With their second and third adoptions (siblings), Alan and Anne clearly felt the Lord impressing upon their hearts Jesus’ words in John 21:17, “Do you love Me? . . . Feed My sheep.” Fittingly, when the siblings were first introduced to the Chins, one of the little girls handed Anne a gift she had made herself – a little sheep. Though it was a small, unknowing gesture, it was further confirmation that God was again opening the doors of adoption to their family.
Shortly thereafter, the Chins completed a fourth adoption – another girl, nine years of age – after sensing the Lord speaking to them through John 21:6, “Throw your net on the right side of the boat and you will find some.” Anne explains, “It was as if God was saying, If you’re wondering, just cast your net out.”
For the Chins, the process of adopting wasn’t necessarily easy, but they had a very good experience with the Ministry of Children and Family Development. Through the ministry, they were able to learn about the needs of children in their own community. In fact, each of their adopted children had been living within a 10-mile radius of their own home. “We have been astounded at the crying needs right here,” says Anne. “A lot of people don’t realize how many children are right here on our doorstep. Many of these kids are praying for families; they’re incredibly alone in the world, and they’re right here. We think of children overseas, but many deeply wounded children are right here.”
The Chins are upfront about the real-life challenges of parenting adoptive kids. “Many of these kids have had traumatic lives, so it’s a mission with a cost.

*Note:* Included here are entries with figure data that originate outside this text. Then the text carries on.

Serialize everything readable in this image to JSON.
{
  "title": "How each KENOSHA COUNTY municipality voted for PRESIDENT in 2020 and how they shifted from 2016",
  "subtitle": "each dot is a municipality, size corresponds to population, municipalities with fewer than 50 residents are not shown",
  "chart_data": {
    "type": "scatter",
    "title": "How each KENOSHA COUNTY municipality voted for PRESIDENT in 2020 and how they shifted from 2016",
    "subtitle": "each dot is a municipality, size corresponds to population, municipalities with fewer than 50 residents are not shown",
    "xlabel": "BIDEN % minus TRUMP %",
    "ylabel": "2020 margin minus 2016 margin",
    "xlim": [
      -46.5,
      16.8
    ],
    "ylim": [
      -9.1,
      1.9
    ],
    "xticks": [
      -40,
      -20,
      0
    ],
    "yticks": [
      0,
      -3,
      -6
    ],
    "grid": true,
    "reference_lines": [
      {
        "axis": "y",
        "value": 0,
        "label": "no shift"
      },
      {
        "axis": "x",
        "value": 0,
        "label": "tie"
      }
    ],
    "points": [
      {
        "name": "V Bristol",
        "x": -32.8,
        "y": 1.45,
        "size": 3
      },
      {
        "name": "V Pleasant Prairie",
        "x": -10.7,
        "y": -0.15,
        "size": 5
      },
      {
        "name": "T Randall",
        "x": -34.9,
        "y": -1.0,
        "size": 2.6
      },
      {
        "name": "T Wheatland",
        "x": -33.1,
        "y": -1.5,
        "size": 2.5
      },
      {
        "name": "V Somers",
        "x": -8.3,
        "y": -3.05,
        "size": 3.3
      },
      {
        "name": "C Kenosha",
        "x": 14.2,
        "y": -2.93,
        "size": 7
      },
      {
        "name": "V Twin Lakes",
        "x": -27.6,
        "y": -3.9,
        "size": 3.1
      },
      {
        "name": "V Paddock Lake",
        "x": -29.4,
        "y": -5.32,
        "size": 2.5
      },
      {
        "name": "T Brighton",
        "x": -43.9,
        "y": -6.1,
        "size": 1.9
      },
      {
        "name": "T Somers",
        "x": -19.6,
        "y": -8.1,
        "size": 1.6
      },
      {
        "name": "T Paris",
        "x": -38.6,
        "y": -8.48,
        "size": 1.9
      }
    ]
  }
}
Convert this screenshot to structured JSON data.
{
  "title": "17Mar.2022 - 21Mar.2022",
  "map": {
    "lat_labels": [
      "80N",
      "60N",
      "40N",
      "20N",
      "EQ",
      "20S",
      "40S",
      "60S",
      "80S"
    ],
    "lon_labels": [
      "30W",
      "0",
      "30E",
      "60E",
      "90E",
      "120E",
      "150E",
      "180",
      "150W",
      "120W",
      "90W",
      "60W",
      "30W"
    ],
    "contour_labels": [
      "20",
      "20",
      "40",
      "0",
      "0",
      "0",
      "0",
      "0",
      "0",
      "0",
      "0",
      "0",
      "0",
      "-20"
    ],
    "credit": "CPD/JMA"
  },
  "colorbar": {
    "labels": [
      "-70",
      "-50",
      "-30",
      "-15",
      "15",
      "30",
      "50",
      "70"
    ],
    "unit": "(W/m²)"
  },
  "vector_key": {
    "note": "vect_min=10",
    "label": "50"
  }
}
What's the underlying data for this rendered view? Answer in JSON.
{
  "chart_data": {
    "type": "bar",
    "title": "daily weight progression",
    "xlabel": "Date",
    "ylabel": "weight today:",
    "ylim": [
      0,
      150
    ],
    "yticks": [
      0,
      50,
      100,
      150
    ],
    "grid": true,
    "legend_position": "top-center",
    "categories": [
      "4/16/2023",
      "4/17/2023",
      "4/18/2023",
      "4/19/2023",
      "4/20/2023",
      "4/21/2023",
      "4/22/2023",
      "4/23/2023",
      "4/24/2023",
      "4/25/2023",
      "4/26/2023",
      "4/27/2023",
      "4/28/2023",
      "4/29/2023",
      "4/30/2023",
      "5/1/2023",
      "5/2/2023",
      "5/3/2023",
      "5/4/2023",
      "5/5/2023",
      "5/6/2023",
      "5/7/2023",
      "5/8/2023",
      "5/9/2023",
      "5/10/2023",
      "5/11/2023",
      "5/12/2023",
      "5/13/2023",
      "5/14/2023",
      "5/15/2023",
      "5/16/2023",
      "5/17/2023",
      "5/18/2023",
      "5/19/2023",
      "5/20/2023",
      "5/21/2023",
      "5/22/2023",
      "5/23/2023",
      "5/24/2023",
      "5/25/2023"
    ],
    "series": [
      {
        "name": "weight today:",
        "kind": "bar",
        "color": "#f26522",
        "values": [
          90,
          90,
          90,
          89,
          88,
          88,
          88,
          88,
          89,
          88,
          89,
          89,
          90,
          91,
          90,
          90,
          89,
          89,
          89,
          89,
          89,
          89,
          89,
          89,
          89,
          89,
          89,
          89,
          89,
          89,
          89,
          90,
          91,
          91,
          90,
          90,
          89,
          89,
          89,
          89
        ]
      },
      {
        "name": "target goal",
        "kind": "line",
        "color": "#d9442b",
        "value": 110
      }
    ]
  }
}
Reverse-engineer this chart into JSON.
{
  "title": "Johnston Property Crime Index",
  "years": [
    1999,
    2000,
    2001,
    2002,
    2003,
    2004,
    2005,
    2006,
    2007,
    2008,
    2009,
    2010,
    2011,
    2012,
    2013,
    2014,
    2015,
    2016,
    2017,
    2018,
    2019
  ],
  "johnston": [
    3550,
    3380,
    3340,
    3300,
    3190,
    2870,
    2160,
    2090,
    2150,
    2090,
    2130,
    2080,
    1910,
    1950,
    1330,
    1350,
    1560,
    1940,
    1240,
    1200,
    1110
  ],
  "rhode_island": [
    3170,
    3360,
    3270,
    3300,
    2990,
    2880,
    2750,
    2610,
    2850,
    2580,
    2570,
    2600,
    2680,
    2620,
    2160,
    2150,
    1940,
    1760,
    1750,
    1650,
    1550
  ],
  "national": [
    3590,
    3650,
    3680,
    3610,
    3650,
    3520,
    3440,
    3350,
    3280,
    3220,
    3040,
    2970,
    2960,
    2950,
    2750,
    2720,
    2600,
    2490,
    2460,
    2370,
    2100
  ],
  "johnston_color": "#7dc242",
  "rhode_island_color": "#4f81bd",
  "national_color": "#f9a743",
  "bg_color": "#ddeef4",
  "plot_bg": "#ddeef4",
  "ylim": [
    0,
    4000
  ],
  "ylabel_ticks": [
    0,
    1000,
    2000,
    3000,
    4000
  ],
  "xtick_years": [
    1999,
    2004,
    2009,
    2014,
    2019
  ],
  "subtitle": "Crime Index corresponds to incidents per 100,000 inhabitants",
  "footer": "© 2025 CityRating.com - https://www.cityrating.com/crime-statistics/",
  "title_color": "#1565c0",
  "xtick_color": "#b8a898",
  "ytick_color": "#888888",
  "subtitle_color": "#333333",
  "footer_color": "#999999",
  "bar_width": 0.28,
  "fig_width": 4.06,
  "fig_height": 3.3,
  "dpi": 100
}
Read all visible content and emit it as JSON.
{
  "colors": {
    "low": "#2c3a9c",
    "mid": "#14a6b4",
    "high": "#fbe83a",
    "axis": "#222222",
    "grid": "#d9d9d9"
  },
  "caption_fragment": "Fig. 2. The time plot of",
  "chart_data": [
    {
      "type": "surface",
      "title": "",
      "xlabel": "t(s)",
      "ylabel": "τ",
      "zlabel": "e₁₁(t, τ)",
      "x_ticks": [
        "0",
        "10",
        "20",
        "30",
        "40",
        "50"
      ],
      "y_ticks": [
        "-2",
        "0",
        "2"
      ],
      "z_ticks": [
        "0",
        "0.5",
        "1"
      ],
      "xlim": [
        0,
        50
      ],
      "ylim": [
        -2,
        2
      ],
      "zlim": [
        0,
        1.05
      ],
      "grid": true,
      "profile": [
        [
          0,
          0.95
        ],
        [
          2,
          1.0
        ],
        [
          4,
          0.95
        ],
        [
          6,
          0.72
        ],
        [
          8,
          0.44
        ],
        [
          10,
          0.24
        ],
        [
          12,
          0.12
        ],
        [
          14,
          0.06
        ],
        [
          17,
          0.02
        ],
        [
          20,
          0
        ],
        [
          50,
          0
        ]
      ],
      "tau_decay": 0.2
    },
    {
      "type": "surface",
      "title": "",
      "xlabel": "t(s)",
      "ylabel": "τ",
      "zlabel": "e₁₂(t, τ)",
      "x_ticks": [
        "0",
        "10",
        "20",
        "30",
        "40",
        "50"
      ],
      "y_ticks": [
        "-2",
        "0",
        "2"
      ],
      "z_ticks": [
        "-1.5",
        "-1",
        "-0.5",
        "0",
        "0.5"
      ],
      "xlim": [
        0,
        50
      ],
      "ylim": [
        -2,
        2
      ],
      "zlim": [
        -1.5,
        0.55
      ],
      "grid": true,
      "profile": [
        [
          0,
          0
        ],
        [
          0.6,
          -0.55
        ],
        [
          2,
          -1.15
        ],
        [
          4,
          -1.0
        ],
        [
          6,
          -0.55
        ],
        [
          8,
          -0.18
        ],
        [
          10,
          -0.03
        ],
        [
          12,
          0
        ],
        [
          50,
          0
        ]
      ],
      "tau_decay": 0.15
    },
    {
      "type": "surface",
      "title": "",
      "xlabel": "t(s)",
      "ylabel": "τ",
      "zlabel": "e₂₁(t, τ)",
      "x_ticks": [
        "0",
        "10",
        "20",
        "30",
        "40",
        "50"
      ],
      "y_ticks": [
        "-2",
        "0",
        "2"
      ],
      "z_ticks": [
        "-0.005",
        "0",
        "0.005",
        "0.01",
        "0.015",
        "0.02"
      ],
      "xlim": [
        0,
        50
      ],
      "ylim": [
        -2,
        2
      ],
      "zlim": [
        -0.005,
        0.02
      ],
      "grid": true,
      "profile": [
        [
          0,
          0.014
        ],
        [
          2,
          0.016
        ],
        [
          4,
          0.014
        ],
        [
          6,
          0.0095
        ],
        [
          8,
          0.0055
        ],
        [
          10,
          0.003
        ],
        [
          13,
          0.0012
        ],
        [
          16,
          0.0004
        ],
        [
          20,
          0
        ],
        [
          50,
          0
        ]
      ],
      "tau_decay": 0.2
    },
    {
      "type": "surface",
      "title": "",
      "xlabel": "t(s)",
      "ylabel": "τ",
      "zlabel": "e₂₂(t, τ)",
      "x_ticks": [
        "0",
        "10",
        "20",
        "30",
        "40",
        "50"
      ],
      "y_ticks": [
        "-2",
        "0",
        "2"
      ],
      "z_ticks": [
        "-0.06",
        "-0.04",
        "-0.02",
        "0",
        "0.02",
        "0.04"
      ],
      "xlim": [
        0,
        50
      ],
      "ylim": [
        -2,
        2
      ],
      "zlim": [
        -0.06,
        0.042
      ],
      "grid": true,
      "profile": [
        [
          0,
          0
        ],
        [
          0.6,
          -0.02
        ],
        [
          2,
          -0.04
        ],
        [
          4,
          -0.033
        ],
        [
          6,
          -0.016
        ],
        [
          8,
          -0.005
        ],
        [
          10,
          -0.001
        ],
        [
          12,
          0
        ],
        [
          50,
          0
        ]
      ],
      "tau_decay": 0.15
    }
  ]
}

It takes time. But healing happens,” says Anne. Alluding to James 1:27, she makes the point: “Adoption is not always an easy road, but the Bible doesn’t say you have to heal widows and orphans – just care for them.”
Ultimately, Alan and Anne feel that their family has been deeply blessed through adoption. “These children have brought incredible joy and life into our lives, and we have become a stronger and richer family with them being part of our family. All of us have learned a lot about unconditional love, bonding and attaching to others, as well as the true meaning of family and what it means to be adopted into God's family.”
To families beginning to consider adoption, the Chins suggest taking baby steps. “If there are families out there who feel this might be their call, or maybe this is their call, or you have room for a child – call. You have nothing to lose, there’s no commitment in just calling,” says Anne. The Chins suggest that families initially not try to figure out whether they can adopt – just take those initial small steps, then wait on the Lord’s leading.
The Chins also stress the importance of adoptive parents gaining as much information and training as possible, to equip themselves and to learn about the many supports available throughout their journey. They suggest taking courses, checking out adoption support websites, reading up on related issues and forming relationships with other adoptive families.
It’s no surprise that Alan and Anne are passionate advocates of adoption, especially when it comes to the Church. “If every church had one family who would adopt a child,” says Anne, “then the numbers of waiting children in our country would go dramatically down. . . . It is a good process here, and these are the children right on our doorstep. In fact, there are many children who are really wanting Christian families, and they really do pray night after night for a family. These are the forgotten children in our culture.”
Julie Vaughan was the editorial director at Focus on the Family Canada at the time of publication.